We know every major pharma company is working on a vaccine and as individuals we hope that one or more will be successful. We know because of the shape and adaptability of COVID it is a very hard task. In normal times, arriving at a vaccine takes years of work and is one of the biggest factors which allow big pharma to have a 21 year monopoly on their drugs before generic drugs can be made and sold at a fraction of the cost. The normal life cycle of a new drug is years as it goes through ideas to research in animals to sampling of a few people, then more against a placebo then an even bigger number to ensure that the drugs works and has few side affects for the general population. Just about every drug has a side affect, the trials for people will tend researches which organ or organs are being affected with the new drug or under intentional consequences. The decisions mean only a few drugs are released every year and those that do can generate billions in sales which is the reason to invest in big pharma.
In the article, Walter Todd, chief investment officer of Greenwood Capital in South Carolina said any news to the contrary could be a risk to the market.
There are at least 30 vaccines currently being tested in humans according to the World Health Organization and Liz Young, director of market strategy of BNY Mellon Investment Management said, we are setting ourselves up for success in the sense if you you throw enough spaghetti at the wall, hopefully one noodle sticks.

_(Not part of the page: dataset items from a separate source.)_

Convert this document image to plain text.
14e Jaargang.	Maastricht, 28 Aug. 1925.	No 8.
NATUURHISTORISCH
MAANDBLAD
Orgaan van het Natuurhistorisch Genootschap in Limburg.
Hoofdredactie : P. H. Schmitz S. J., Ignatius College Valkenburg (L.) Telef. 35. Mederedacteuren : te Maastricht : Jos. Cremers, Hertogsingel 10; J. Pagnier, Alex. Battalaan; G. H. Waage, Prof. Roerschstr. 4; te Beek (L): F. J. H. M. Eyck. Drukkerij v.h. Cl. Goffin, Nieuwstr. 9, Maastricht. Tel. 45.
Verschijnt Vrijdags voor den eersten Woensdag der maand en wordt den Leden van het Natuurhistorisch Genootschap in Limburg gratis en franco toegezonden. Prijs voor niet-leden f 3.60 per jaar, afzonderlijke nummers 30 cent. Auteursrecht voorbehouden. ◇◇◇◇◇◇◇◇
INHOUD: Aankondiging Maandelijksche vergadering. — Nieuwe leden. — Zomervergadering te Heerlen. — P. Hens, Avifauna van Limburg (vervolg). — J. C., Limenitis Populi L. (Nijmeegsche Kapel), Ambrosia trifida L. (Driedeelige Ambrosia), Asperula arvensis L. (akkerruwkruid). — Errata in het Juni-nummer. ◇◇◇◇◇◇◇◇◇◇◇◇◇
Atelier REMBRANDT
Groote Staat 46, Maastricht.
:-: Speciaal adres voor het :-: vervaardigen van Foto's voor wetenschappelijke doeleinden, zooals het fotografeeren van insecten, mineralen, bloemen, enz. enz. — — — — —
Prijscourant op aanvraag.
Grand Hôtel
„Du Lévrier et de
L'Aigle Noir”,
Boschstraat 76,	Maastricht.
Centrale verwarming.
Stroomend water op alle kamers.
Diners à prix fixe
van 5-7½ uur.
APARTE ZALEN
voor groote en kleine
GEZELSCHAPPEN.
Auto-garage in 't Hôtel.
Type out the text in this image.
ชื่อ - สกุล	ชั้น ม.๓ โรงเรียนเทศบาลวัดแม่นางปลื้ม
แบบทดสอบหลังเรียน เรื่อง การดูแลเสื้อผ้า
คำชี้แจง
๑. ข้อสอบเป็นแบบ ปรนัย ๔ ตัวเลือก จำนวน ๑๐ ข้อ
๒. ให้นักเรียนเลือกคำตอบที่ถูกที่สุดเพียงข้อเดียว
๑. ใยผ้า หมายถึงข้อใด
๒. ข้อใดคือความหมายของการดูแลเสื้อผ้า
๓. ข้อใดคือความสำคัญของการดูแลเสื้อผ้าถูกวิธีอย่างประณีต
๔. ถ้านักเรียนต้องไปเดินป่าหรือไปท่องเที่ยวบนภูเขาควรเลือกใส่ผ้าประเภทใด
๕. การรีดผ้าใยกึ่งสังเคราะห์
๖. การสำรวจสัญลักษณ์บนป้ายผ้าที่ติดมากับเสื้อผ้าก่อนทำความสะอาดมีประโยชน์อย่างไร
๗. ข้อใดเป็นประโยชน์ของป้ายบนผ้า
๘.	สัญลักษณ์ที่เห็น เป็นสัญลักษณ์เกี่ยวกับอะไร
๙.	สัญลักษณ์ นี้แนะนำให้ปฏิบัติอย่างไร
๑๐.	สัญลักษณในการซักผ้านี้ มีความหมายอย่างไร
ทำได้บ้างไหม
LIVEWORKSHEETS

The leading companies are Pfizer, Moderna, AstraZeneca, Johnson &Johnson and Novavax.
Once a vaccine is approved and that will be great news, the questions of how easily and quickly it can be distributed will arise and according to Art Hogan, chief market strategist at National Securities, the time line is expect to be longer.
Keith Parker, head of US and global equity strategy at UBS believes an approved, broadly distributed and accepted vaccine will send the markets up 8% or add 300 points to the S&P 500. A disappointing clinical trial could result in a loss of 3% or 100 points.
Linking to dividend paying stocks, we all hope there will be a vaccine sooner than later, but try not to listen to the optimism of the President. Vaccines take time, there is a process so the everyday person has confidence in the vaccine and the process. Do you have confidence in the process?